Mechanical Heart Locket
Project Background

In middle school, my mom introduced me to a movie called The Illusionist which contained sci-fi technologies designed to trick an audience. The movie was great in my opinion, but much more important than the movie, to me, were the seemingly impossible devices that it was centered around. The main character designs a locket within the first few minutes of the movie which can twist about two separate axes seemingly magically in order to open and reveal a photograph.

At the time, I re-watched the scenes containing the locket repeatedly and mentally tested the diagram drawn in the film to decide whether the way they had worked it out was mechanically possible. Sadly, I found that they’d simply used two separate props for each twist of the locket. I concluded that it was impossible to make such a locket in the real world and set out to make my own replica but with a realistic two step opening process as a replacement for their unrealistic process, as I was still interested in the device. I have since produced many versions of the heart locket, each time narrowing down on a more optimal design.

Detailed Description

Using a wooden dowel and some nails and glue, I whittled down the necessary sections of the locket with my pocket knife, carved out sections for the axles to ride in and glued the components together. It was the best that I could do at the time but was a far cry from what I’d seen in the movie which was disappointing. I hung up the project to one day re-approach it with a new mind and new manufacturing techniques. Without precision manufacturing I would have had to settle for my unimpressive first prototype of the locket. I realized during my sophomore year in college while looking back at my old prototype that using some of the precision forming techniques that I’d learned about, with some extreme care, one could create a working replica of the locket from the movie.

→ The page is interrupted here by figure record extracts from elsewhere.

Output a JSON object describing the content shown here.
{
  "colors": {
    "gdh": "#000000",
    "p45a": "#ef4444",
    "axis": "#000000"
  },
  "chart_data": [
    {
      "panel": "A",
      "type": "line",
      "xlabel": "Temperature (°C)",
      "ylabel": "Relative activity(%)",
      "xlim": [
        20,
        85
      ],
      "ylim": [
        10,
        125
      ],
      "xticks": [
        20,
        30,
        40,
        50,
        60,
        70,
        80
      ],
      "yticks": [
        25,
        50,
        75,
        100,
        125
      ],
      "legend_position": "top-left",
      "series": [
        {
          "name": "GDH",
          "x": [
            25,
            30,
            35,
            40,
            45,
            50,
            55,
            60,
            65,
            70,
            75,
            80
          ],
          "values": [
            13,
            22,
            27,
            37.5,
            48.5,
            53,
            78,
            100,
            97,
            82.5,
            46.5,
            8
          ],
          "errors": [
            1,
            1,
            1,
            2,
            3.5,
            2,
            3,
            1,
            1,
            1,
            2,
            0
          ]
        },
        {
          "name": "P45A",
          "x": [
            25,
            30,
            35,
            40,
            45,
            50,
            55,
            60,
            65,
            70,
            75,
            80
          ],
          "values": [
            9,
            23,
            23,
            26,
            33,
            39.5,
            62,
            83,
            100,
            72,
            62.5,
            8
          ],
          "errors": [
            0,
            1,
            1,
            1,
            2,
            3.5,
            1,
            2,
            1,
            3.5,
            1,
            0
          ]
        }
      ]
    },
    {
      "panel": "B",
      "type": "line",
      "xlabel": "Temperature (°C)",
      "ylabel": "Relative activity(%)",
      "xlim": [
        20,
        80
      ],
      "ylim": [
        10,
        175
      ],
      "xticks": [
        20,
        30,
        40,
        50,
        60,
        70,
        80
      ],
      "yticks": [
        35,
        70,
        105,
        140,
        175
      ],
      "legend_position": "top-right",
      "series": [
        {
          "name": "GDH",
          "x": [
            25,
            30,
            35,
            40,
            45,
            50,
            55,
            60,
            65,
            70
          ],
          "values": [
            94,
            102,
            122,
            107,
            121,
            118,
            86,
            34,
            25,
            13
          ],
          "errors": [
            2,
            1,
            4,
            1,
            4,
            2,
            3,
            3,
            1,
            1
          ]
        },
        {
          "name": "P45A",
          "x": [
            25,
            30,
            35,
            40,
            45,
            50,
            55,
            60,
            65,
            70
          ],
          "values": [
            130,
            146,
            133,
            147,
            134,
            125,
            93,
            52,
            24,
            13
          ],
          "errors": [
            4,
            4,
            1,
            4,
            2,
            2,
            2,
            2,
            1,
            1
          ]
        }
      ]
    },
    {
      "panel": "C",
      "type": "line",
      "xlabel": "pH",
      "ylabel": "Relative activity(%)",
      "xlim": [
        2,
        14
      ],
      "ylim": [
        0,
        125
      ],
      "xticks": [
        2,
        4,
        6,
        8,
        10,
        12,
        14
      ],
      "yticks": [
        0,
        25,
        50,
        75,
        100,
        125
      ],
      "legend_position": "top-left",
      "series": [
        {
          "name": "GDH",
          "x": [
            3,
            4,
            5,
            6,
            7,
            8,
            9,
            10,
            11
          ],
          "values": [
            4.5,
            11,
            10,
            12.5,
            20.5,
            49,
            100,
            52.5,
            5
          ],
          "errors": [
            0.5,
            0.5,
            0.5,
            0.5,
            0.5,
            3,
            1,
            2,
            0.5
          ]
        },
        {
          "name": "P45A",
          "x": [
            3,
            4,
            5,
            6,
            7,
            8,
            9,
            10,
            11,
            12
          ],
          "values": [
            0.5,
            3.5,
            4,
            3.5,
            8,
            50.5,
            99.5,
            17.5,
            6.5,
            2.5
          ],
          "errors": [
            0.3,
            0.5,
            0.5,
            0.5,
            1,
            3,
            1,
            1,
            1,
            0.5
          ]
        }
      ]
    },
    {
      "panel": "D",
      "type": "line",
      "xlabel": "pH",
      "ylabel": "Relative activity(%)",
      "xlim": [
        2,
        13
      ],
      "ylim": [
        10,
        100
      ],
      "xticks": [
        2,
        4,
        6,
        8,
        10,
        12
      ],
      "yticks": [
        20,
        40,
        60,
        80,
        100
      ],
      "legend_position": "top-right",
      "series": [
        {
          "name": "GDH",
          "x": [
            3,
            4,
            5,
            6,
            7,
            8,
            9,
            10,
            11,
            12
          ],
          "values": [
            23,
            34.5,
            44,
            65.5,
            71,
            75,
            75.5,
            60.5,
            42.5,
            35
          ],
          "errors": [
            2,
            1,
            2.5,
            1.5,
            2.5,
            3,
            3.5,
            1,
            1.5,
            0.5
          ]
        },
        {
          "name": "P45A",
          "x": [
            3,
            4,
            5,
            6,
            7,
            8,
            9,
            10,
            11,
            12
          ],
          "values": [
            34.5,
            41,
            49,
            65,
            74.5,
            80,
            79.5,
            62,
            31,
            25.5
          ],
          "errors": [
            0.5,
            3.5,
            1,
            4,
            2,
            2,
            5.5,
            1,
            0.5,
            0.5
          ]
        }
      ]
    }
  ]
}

The locket is shaped like a small tablet normally, a heart in the intermediate state, and a vertically mirrored heart when opened. In order to achieve this, each axle about which the four sections of the locket rotate has to be cleanly sliced through its center to allow the axle to rotate apart but still function as an axle when in the correct configuration. Through precision manufacturing methods such as 3D printing or a combination of a router or mill and a lathe, this is a feasibly manufacturable design.

That year I had just begun to learn how to use Creo Parametric for my 3D modeling needs and decided to model my own version of the locket to become more familiar with the program and eventually conceive a working, testable version of the mechanism. After designing the first iteration, I submitted a 3D print request to the engineering machine shop at the university. Upon receiving my print, I realized how low the resolution of their fused deposition modeling printer was and had to use my fine-metalworking files to grind the surfaces to specification, so the locket would actually go together. After hours of filing, sanding and allowing epoxy to set, the locket worked exactly as intended.

In the future I would like to 3D print many more with my own SLA 3D printer, once I acquire one, which will have far better printing resolution than the university’s Maker Bot. Based on what I’ve seen from currently available SLA printer models, I shouldn’t have to clean any of the surfaces for it to mesh nearly perfectly. I plan to model a different version once I have easy access to a lathe so that I can construct one from wood, steel and bronze (bushings), effectively replicating the actual locket from the movie as I set out to do years ago.

To finish it off, I added magnets to holes that I included in the printed model so the mechanism would snap into its two main configurations. I have since modeled three different iterations, experimenting with different axle versions and positions, section thicknesses, and the addition of two cutouts inside for small photographs. Using those models, I printed around six more prototype mechanisms, only three of which I have spent the time to file and assemble, because I could tell that the others would fail due to mechanical inadequacies in the 3D printing. I have given two lockets away as gifts, lost one outside and never found it, and stopped halfway through filing a third to tolerance because in testing it, it didn’t mesh or hold together well as a result of a modification that I had made to its design.